Il est étonnant de voir jusqu’à quel point une œuvre peut changer de visage et, même, totalement son sens originel selon les lieux et les circonstances selon lesquelles elle est présentée, la lumière, voire le temps. L’opus 1 de Maxence Rey, Les bois de l’ombre, est un solo créé à Montreuil en mars 2010, solo qui interroge la transformation, la mutation, la métamorphose du corps. Une pièce qui nécessite, pour le spectateur, de pénétrer jusqu’aux tréfonds de l’âme de son auteur, de s’éclairer de sa lumière intérieure, de se glisser dans son ombre jusqu’à se substituer à elle. Si l’œuvre avait été créée dans une petite salle totalement obscure, elle avait cependant été conçue pour être présentée dans les lieux les plus divers, voire même atypiques tels parcs ou jardins, musées ou centres d’exposition, halls et lieux publics, voire même appartements… La noblesse de l’attitude de son auteur-interprète avait laissé planer un étrange et indéfinissable parfum qui m’avait alors inspiré ces quelques lignes :

« Elle est là, assise, immobile, dans la pénombre, le visage figé, éclairé par un pâle rayon de lune. Dans le silence de la nuit. Sa fragilité inquiète autant qu’elle attire, sa présence, mystérieuse, énigmatique, inspire par instants la peur. Qui est-elle ? Qu’attend-elle ? La pâleur iconique de ses traits évoque une vierge de Cranach, son attitude hiératique et sa coiffe, une haute noblesse. Une femme sphinx ? Un parfum de mystère émane de son regard qui nous regarde sans nous voir, absente. Son corps s’anime soudain, s’étire, se tend. Sa coiffe, un cône renversé tourné vers le ciel comme pour attirer les foudres, prolonge son corps, l’ouvrant sur l’infini. Petit à petit, celui-ci se dévoile, sort de l’ombre, laissant apparaître sa fragilité. L’univers sonore de Vincent Brédif le caresse, le pénètre, le dépouille, le secoue, le transforme. Jouet dérisoire que l’on casse. L’enveloppe noire dont ce corps était ceint se brise peu à peu. Une femme apparaît alors dans toute sa crudité, son humanité, son accessibilité. Une enveloppe fragile la recouvre encore, empêchant sa chair de parler. Elle disparaîtra peu à peu sans avoir toutefois dévoilé son mystère, sans avoir livré son secret ».
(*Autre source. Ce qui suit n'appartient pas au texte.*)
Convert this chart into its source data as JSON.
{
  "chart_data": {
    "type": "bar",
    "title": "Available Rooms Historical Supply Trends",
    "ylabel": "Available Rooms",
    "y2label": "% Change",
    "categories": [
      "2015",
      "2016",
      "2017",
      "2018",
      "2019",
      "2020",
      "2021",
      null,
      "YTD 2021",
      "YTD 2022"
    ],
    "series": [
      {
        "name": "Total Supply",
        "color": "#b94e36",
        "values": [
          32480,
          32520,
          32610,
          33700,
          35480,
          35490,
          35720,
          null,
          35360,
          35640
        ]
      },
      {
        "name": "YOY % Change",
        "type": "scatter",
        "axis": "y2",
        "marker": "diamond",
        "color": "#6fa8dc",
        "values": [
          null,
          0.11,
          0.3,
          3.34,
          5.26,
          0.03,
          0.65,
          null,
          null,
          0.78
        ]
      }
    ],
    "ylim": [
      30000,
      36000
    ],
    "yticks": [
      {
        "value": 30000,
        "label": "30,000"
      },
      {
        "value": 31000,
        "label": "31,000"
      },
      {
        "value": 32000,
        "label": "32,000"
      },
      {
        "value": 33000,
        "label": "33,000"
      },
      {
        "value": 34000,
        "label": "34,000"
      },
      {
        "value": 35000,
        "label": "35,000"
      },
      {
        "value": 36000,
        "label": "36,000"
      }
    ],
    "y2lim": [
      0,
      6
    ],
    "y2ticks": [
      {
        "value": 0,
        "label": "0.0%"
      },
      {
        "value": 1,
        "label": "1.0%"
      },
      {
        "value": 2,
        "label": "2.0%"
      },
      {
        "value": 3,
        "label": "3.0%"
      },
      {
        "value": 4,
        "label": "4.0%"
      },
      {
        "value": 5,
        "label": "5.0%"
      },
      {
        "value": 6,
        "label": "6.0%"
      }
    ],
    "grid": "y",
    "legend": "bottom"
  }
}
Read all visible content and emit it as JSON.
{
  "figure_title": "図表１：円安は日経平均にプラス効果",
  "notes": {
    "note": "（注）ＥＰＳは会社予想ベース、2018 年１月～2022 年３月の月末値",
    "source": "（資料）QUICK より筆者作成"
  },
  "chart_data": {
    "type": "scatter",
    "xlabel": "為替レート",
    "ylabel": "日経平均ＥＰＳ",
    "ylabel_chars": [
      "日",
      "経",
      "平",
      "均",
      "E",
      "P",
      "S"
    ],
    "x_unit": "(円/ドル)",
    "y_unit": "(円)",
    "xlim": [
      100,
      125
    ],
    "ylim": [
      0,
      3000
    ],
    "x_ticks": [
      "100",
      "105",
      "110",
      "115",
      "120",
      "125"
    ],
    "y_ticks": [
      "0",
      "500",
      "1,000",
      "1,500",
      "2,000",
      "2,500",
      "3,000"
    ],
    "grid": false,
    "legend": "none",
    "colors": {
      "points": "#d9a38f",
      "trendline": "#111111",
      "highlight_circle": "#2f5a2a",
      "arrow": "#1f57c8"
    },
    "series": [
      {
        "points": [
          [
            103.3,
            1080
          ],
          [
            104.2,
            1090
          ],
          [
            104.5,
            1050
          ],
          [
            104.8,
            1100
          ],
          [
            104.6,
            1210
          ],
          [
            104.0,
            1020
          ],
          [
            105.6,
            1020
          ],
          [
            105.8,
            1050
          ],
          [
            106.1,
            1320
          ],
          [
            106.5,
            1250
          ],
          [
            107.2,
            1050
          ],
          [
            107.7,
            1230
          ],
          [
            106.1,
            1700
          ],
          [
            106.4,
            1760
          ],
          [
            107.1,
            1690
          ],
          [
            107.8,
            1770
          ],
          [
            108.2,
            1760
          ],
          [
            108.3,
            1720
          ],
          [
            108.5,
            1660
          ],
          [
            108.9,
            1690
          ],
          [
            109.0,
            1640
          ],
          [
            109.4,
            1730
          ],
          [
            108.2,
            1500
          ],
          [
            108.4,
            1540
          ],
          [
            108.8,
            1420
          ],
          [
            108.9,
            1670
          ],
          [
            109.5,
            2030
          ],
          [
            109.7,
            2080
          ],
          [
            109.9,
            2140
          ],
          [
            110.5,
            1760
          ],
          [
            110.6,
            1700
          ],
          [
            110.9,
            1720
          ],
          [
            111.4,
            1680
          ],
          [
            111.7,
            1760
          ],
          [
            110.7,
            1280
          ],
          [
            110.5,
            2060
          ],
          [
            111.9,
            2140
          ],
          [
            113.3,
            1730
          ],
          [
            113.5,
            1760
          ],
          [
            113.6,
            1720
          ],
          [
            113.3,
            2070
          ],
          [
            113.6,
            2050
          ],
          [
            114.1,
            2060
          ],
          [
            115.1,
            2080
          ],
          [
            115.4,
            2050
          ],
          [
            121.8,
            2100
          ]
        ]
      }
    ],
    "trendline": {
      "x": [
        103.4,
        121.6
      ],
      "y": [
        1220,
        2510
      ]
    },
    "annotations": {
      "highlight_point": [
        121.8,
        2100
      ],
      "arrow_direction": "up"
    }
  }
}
C’est dans un espace radicalement opposé qu’il nous est donné de revoir cette pièce, un chantier de construction flanqué de deux immenses blocs d’immeubles dans une zone d’aménagement concertée (ZAC) d’Ivry. Un lieu magique s’il en est un, à mi chemin entre un chantier de fouilles et un forum éphémère, au sein duquel le public accède par une passerelle de planches posées à même le sol. Un lieu en mutation qui, par conséquent, sert à merveille les propos de la chorégraphe. Mais aussi un lieu insolite, à priori peu amène pour accueillir un spectacle, a fortiori chorégraphique.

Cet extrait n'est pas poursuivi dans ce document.